Halloween 1975
The cardboard box was in the basement, labeled “H’ween,” and every year we six kids hoped there was something cool in there we had forgotten from the previous year. There was a gray and black witch’s wig, a devil’s cape with a plastic trident, a few cracked skeleton masks with the elastic band, and a pink ballerina tutu. Usually, I pushed the box back into the closet and asked one of my older sisters to help me make up a costume.
There were strict trick or treating hours established by the city of South Bend after the razor-in-the-apple scare a few years before, something like 4:30-6:00, but daylight hours were for the grade schoolers, and most houses respected doorbells ringing well after dark. My friends and I wouldn’t be caught dead with the orange plastic pumpkins with handles our parents pushed on us to carry candy, so we’d sneak up to our rooms to grab our pillow cases.

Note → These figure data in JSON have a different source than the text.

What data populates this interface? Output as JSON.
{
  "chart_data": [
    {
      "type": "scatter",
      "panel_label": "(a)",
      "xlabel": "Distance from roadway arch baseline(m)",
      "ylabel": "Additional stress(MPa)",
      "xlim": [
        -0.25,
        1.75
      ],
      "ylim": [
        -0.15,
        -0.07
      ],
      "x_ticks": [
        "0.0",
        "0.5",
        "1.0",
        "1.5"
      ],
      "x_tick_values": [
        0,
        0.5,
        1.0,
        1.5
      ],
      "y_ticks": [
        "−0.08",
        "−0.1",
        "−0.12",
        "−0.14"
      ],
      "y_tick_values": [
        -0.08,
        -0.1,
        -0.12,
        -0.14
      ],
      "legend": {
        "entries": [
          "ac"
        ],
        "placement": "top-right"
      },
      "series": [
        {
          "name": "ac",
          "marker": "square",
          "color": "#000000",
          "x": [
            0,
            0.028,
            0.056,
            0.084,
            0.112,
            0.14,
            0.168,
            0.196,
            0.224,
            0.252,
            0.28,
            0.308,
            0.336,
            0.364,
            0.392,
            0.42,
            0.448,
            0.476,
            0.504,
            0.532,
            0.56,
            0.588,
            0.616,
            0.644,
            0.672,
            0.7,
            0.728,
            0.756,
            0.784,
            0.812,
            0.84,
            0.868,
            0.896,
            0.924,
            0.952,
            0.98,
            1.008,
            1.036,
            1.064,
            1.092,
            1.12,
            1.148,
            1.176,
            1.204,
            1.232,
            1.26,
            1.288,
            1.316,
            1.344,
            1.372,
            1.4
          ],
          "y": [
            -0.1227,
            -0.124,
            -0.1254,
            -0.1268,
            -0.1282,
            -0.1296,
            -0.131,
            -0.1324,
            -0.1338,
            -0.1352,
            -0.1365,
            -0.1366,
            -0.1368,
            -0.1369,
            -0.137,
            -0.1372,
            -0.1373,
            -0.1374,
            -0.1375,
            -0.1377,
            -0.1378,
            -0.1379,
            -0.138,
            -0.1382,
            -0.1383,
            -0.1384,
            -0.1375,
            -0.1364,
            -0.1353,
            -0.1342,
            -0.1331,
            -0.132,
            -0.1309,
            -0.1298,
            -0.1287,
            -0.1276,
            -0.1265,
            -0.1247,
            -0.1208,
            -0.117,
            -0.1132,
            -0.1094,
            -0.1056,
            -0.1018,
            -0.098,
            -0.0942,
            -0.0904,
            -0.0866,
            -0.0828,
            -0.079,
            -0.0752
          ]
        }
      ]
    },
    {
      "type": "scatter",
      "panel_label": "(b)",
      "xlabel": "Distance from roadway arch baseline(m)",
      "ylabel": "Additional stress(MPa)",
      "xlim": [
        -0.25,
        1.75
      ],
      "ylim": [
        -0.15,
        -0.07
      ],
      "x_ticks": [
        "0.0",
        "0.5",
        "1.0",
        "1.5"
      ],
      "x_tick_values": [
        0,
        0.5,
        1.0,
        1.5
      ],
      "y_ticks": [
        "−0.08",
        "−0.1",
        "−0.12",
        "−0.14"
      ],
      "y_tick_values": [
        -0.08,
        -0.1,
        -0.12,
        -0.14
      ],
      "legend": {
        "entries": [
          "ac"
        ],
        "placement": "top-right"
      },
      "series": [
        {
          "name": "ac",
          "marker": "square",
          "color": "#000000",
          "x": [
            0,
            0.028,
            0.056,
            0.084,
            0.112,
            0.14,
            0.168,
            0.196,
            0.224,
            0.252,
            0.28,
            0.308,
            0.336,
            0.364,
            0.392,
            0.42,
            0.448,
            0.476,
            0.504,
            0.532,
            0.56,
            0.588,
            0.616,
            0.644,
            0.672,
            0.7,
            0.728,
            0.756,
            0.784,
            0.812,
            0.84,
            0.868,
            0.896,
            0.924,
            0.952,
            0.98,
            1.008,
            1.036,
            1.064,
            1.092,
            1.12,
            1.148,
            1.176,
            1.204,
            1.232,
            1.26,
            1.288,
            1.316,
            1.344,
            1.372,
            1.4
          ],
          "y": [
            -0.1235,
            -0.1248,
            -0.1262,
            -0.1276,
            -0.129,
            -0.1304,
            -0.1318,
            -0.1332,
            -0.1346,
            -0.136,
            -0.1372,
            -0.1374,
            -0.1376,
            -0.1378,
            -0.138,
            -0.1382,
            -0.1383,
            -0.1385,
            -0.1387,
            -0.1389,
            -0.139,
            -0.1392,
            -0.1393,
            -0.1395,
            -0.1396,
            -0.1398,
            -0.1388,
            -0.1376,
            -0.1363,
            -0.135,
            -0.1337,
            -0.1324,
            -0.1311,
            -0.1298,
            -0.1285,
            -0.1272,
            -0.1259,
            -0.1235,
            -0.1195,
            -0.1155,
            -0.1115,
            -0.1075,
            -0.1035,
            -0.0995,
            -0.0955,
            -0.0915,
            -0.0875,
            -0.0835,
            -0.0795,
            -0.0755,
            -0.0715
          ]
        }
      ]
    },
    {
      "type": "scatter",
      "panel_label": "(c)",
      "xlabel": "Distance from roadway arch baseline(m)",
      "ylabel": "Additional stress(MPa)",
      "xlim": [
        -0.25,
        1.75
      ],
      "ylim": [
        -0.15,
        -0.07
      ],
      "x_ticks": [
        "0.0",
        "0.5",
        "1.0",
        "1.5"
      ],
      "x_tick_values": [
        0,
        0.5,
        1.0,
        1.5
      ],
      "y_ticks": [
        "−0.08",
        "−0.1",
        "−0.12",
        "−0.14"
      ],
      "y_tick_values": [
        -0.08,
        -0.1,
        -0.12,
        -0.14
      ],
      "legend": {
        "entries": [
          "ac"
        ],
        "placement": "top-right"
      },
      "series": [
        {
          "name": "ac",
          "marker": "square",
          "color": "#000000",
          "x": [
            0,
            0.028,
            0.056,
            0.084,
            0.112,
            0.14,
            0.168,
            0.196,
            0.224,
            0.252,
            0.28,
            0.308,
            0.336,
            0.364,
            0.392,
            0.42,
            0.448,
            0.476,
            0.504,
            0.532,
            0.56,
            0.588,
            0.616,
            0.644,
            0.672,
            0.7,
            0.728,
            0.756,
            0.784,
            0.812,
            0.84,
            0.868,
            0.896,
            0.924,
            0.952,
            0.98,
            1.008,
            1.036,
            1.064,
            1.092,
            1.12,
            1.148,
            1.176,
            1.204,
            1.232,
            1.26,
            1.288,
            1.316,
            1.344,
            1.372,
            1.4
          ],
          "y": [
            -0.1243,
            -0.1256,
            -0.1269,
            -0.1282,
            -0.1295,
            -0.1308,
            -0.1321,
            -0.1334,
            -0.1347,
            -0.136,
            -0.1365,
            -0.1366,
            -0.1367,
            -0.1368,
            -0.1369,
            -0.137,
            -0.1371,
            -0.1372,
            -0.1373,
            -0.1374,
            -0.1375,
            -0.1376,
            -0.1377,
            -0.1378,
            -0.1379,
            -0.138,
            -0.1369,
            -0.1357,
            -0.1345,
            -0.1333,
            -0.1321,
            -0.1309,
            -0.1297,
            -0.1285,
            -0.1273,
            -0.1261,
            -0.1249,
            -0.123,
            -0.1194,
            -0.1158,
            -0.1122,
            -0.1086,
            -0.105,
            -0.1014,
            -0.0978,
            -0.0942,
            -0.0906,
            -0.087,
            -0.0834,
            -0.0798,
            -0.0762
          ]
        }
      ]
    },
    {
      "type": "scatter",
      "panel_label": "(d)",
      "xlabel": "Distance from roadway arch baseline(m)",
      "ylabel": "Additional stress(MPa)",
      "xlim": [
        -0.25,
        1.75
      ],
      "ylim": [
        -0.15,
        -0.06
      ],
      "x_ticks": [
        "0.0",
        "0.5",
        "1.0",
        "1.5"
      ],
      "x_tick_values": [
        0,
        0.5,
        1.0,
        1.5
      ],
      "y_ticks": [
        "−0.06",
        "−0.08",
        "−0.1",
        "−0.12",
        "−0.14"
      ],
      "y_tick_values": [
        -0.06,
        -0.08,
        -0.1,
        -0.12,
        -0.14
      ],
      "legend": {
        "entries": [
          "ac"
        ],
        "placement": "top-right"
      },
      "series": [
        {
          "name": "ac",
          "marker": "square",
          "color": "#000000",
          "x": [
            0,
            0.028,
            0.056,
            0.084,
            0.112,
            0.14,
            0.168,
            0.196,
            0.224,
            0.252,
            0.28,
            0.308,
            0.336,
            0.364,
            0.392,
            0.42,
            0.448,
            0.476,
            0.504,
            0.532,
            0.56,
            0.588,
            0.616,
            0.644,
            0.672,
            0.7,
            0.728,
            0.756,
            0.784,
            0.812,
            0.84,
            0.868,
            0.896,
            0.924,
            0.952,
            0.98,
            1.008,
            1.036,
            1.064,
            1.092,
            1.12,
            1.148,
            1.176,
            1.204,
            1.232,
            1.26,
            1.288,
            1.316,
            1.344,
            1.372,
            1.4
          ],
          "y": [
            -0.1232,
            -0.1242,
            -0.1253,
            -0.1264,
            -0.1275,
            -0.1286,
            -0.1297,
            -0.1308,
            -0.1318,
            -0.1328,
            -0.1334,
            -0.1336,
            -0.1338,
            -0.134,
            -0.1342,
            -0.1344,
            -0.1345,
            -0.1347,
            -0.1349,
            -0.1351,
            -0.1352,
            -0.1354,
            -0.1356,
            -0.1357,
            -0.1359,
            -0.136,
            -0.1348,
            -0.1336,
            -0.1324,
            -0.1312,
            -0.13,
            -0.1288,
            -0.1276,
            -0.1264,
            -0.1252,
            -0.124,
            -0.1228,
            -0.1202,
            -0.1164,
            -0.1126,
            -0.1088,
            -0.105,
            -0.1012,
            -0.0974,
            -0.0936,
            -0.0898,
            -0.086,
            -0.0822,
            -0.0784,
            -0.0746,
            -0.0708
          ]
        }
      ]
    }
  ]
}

This was well before “Halloween candy” was marketed in the tiny bite-size morsels, which made candy collection fairly uniform and mundane in years to come, so moms had to make a decision as to what type of treater they were going to be. Houses that gave out real candy bars were identified quickly and hit often. Conversely, word spread like lightning to avoid houses that gave out pennies, those suckers with the string loop handles, or any kind of produce. We worked the neighborhood until front porch lights went dark.
Halloween was the only day of the year when I wondered if my mom was a communist. She would have us kids dump our candy in a single pile on the TV room floor, allow us to take two good pieces each, and then combine all the candy into her largest mixing bowl before hiding it! Needless to say, I learned to put my best candy on the back porch before going inside, and recover it afterward to sneak up to my room. That just left the communal bowl to find the next day before my mom ate all the candy bars.